And I love that Nick Castellanos, who's only played five games in Philly, recognized what happened between Bohm and the fans and applauded everyone involved:

"Everything I've been led to believe about Philadelphia, that was the exact opposite."

It's not your fault, Nick. You've been fed lies about the Philadelphia fanbase by national media who lazily tell the same stories over and over into infinity.

The standing ovation seemed to resonate at least a little bit on larger platforms - the story got placement on the ESPN top headlines section and earned a follow-up tweet from Jomboy Media's Twitter account - but not everywhere; Bleacher Report's Walkoff Instagram account didn't circle back, and places like the New York Post didn't write follow stories after capitalizing on the initial viral moment.

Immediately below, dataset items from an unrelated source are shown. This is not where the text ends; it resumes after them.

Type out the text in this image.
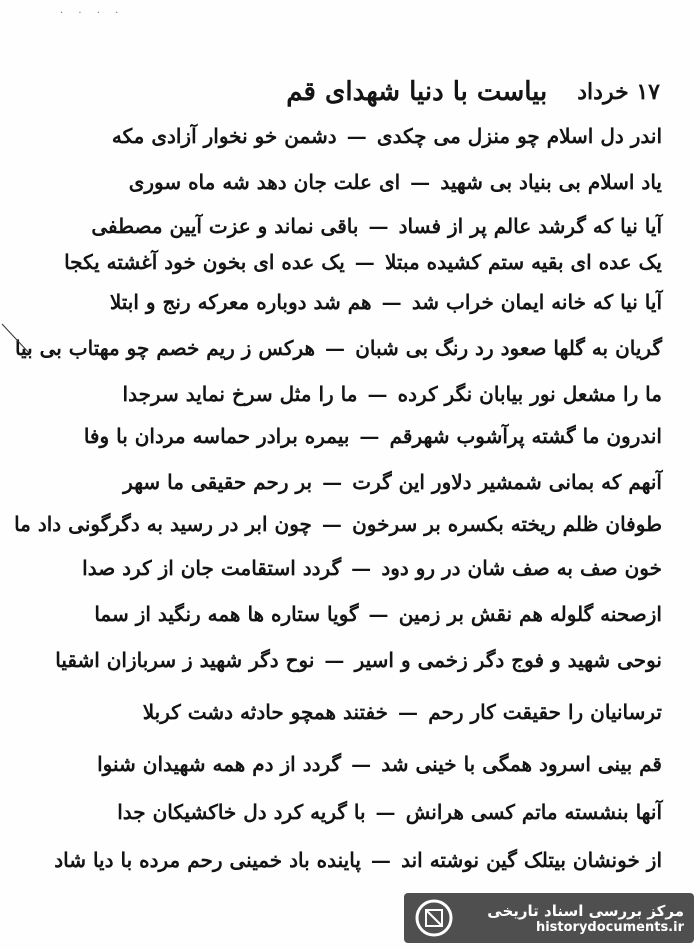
· · · ·
۱۷ خرداد
بیاست با دنیا شهدای قم
اندر دل اسلام چو منزل می چکدی—دشمن خو نخوار آزادی مکه
یاد اسلام بی بنیاد بی شهید—ای علت جان دهد شه ماه سوری
آیا نیا که گرشد عالم پر از فساد—باقی نماند و عزت آیین مصطفی
یک عده ای بقیه ستم کشیده مبتلا—یک عده ای بخون خود آغشته یکجا
آیا نیا که خانه ایمان خراب شد—هم شد دوباره معرکه رنج و ابتلا
گریان به گلها صعود رد رنگ بی شبان—هرکس ز ریم خصم چو مهتاب بی بیا
ما را مشعل نور بیابان نگر کرده—ما را مثل سرخ نماید سرجدا
اندرون ما گشته پرآشوب شهرقم—بیمره برادر حماسه مردان با وفا
آنهم که بمانی شمشیر دلاور این گرت—بر رحم حقیقی ما سهر
طوفان ظلم ریخته بکسره بر سرخون—چون ابر در رسید به دگرگونی داد ما
خون صف به صف شان در رو دود—گردد استقامت جان از کرد صدا
ازصحنه گلوله هم نقش بر زمین—گویا ستاره ها همه رنگید از سما
نوحی شهید و فوج دگر زخمی و اسیر—نوح دگر شهید ز سربازان اشقیا
ترسانیان را حقیقت کار رحم—خفتند همچو حادثه دشت کربلا
قم بینی اسرود همگی با خینی شد—گردد از دم همه شهیدان شنوا
آنها بنشسته ماتم کسی هرانش—با گریه کرد دل خاکشیکان جدا
از خونشان بیتلک گین نوشته اند—پاینده باد خمینی رحم مرده با دیا شاد
مرکز بررسی اسناد تاریخی
historydocuments.ir
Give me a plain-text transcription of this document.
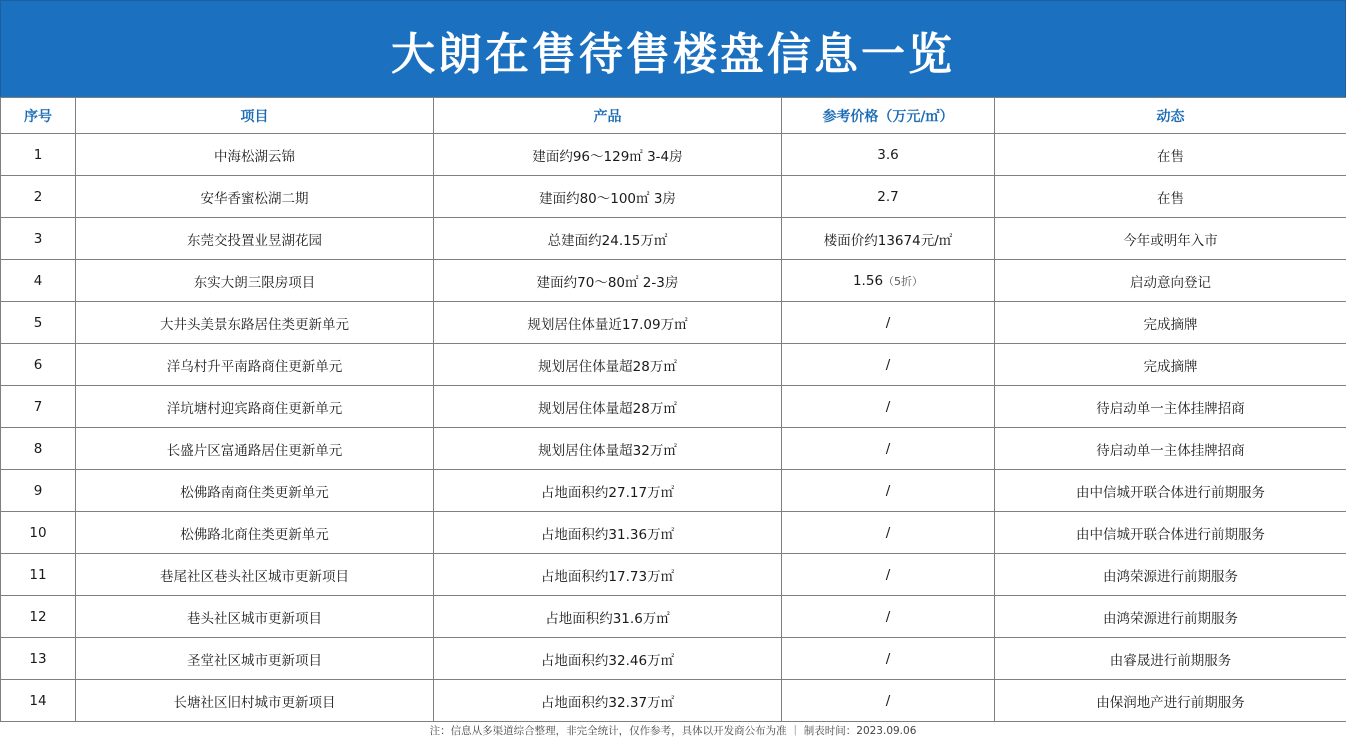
大朗在售待售楼盘信息一览
序号	项目	产品	参考价格（万元/㎡）	动态
1	中海松湖云锦	建面约96～129㎡ 3-4房	3.6	在售
2	安华香蜜松湖二期	建面约80～100㎡ 3房	2.7	在售
3	东莞交投置业昱湖花园	总建面约24.15万㎡	楼面价约13674元/㎡	今年或明年入市
4	东实大朗三限房项目	建面约70～80㎡ 2-3房	1.56（5折）	启动意向登记
5	大井头美景东路居住类更新单元	规划居住体量近17.09万㎡	/	完成摘牌
6	洋乌村升平南路商住更新单元	规划居住体量超28万㎡	/	完成摘牌
7	洋坑塘村迎宾路商住更新单元	规划居住体量超28万㎡	/	待启动单一主体挂牌招商
8	长盛片区富通路居住更新单元	规划居住体量超32万㎡	/	待启动单一主体挂牌招商
9	松佛路南商住类更新单元	占地面积约27.17万㎡	/	由中信城开联合体进行前期服务
10	松佛路北商住类更新单元	占地面积约31.36万㎡	/	由中信城开联合体进行前期服务
11	巷尾社区巷头社区城市更新项目	占地面积约17.73万㎡	/	由鸿荣源进行前期服务
12	巷头社区城市更新项目	占地面积约31.6万㎡	/	由鸿荣源进行前期服务
13	圣堂社区城市更新项目	占地面积约32.46万㎡	/	由睿晟进行前期服务
14	长塘社区旧村城市更新项目	占地面积约32.37万㎡	/	由保润地产进行前期服务
注：信息从多渠道综合整理，非完全统计，仅作参考，具体以开发商公布为准 ｜ 制表时间：2023.09.06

Which is why, despite the whole 24-hour ordeal being an overwhelming success for everyone involved, many sports fans and baseball fans can still come away from this situation thinking this story was just about a player getting mad at Philly fans for booing.

It's no surprise that the initial viral moment will be the thing that non-Philly outlets jump on the most. It would just be great if they could consistently follow up and tell the whole story so that no one - not Nick Castellanos, and not some random kid watching a game on his TV or scrolling through MLB Twitter and TikTok - goes through life thinking Philly fans are the worst... when they're actually the best.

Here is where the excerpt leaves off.